Two separate phase I dose-escalation studies in Chinese and Australian patients with solid tumors demonstrated similar absorption and elimination rates, and higher exposure to senaparib after a single oral dose at 100 mg (mean Cmax was 3195.00 ± 1020.62 and 2401.67 ± 896.33 ng/mL, and mean AUC0–inf was 39337.70 ± 17047.57 and 29541.63 ± 12133.28 h⋅ng/mL, in Chinese and Australian patients, respectively) than in healthy subjects [7, 8]. Both studies further characterized the safety, efficacy, and pharmacokinetic profile of senaparib 100 mg, which was consistent in both populations, providing support for dosing recommendations for phase II studies and for this food effect study.

The TEAEs reported in healthy subjects in this study were restricted to abnormal findings in laboratory tests or electrocardiogram results, and all were grade 1 in severity.
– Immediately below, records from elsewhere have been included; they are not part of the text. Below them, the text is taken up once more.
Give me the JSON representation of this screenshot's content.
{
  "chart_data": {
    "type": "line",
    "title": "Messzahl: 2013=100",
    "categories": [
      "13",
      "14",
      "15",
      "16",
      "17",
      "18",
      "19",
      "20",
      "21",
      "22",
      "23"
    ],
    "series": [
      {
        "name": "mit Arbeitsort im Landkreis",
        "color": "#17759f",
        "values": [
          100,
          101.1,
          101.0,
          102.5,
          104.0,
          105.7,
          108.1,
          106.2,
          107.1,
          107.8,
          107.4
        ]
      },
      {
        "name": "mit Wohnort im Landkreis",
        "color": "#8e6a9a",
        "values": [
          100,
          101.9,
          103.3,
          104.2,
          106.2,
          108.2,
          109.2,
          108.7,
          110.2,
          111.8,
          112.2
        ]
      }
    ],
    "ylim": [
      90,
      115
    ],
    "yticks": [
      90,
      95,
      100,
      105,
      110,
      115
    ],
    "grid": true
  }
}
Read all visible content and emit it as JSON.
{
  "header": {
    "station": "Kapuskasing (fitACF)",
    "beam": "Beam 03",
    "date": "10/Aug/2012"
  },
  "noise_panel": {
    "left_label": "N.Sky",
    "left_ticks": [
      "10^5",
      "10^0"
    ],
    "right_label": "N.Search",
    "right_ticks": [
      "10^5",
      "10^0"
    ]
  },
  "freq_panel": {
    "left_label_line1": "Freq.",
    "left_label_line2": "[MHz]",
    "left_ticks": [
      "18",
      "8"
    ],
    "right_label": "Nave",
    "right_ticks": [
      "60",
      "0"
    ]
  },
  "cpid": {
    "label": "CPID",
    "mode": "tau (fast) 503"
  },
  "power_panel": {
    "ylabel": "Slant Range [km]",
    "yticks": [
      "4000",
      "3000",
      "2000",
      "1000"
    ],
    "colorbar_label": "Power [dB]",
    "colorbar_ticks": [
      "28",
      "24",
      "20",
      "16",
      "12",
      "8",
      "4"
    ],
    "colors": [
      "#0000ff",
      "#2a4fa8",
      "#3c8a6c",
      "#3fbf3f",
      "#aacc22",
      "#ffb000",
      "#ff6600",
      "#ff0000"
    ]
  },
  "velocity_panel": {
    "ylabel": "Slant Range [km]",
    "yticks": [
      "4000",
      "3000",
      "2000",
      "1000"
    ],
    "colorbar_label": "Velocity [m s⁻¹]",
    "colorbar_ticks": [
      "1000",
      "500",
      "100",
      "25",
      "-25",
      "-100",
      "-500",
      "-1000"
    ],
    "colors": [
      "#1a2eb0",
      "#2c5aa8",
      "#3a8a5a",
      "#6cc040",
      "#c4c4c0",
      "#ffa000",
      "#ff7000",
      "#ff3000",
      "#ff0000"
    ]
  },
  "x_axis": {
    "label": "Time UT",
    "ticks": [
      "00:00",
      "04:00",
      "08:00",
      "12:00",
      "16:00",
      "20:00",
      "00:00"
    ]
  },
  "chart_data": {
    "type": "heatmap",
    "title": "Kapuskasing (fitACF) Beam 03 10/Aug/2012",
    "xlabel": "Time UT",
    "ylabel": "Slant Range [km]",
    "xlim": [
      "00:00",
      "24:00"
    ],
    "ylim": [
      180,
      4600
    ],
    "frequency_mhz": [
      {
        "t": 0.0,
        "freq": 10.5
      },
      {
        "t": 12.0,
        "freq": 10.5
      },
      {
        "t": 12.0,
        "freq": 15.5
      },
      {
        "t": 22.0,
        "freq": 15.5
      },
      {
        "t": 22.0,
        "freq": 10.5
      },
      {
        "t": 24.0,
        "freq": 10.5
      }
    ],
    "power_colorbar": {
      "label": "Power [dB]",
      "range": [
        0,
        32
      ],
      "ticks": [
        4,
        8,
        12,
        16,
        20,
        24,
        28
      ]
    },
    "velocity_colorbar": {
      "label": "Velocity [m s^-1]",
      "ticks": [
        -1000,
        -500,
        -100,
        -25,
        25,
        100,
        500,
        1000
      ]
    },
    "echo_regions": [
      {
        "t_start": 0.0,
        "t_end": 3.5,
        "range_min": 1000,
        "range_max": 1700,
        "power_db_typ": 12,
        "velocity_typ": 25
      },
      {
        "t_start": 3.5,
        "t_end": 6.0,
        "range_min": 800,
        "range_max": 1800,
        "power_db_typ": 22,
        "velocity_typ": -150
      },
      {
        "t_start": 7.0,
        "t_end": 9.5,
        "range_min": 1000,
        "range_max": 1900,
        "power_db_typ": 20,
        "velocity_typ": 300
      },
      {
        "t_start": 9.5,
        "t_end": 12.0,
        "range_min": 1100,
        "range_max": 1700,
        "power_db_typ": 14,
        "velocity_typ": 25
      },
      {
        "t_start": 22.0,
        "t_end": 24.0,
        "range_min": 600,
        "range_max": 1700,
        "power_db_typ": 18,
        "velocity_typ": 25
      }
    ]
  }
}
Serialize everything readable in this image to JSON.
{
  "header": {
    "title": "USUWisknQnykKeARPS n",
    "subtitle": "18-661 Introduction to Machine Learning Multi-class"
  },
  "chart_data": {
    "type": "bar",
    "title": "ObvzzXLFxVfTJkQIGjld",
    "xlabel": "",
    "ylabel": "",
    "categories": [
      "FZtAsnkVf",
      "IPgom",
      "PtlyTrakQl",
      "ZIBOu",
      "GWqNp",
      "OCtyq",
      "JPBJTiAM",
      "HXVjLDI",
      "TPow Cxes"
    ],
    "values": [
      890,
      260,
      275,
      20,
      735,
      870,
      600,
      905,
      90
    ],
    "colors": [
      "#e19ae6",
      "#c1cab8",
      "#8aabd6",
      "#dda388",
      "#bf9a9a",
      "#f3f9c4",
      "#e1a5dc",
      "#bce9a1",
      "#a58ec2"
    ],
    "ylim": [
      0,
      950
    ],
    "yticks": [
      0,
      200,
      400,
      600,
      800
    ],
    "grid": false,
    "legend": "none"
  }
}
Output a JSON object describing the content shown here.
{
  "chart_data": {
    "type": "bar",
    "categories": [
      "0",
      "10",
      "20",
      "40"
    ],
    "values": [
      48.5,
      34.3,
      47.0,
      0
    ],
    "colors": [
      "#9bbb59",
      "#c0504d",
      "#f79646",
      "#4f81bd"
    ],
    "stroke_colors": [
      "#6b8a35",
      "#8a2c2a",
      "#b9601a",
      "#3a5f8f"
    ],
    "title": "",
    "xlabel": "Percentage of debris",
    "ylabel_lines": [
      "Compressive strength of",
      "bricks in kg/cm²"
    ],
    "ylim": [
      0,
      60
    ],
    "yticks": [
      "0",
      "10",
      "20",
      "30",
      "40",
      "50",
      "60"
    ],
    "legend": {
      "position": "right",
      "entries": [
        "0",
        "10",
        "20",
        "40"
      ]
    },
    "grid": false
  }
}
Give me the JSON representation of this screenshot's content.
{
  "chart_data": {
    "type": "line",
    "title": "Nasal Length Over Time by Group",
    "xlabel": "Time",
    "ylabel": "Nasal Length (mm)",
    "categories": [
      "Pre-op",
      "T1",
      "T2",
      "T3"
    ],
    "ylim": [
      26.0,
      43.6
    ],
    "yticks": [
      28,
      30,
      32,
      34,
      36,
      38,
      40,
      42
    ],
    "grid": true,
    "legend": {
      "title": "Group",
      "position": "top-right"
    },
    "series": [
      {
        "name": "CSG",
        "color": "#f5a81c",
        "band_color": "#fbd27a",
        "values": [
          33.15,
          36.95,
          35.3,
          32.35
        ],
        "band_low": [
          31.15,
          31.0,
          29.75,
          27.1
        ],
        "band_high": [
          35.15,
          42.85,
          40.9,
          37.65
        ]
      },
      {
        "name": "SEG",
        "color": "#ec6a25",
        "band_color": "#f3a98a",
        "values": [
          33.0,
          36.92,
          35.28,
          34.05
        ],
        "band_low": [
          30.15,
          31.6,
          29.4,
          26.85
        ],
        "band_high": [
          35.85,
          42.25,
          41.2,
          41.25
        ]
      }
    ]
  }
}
Adding to these encouraging preliminary safety data, phase I clinical studies in Chinese (n = 57) and Australian patients (n = 39) with solid tumors showed that most TEAEs were grade 1 or 2, and no dose-limiting toxicities occurred at doses of 2–120 mg. The most common TEAEs were hematological abnormalities in Chinese patients, while the most common TEAEs were fatigue, nausea, constipation, and back pain in Australian patients [7, 8]. The findings of laboratory abnormalities in Chinese subjects receiving senaparib are in line with the established adverse event profile of PARP inhibitors [2,3,4,5]. There was no clinically relevant difference in terms of the safety profile when senaparib was administered with or without food. The existing safety data provide evidence for favorable tolerance and an acceptable safety profile for senaparib, which will continue to be monitored in future studies with larger sample sizes and longer treatment durations.

Only male healthy subjects were enrolled in this study, which was one limitation of the study. However, clinical studies in patients with solid tumors suggested that no sex difference exists in the pharmacokinetics of senaparib (data on file). The lack of a clinically meaningful effect of food on the absorption/bioavailability of senaparib in male subjects is likely to be generalizable to female subjects.

5 Conclusions

A high-fat meal slightly increased the absorption of senaparib upon oral administration but the change in total exposure was not considered to be clinically significant. Therefore, senaparib can be taken orally either with or without food.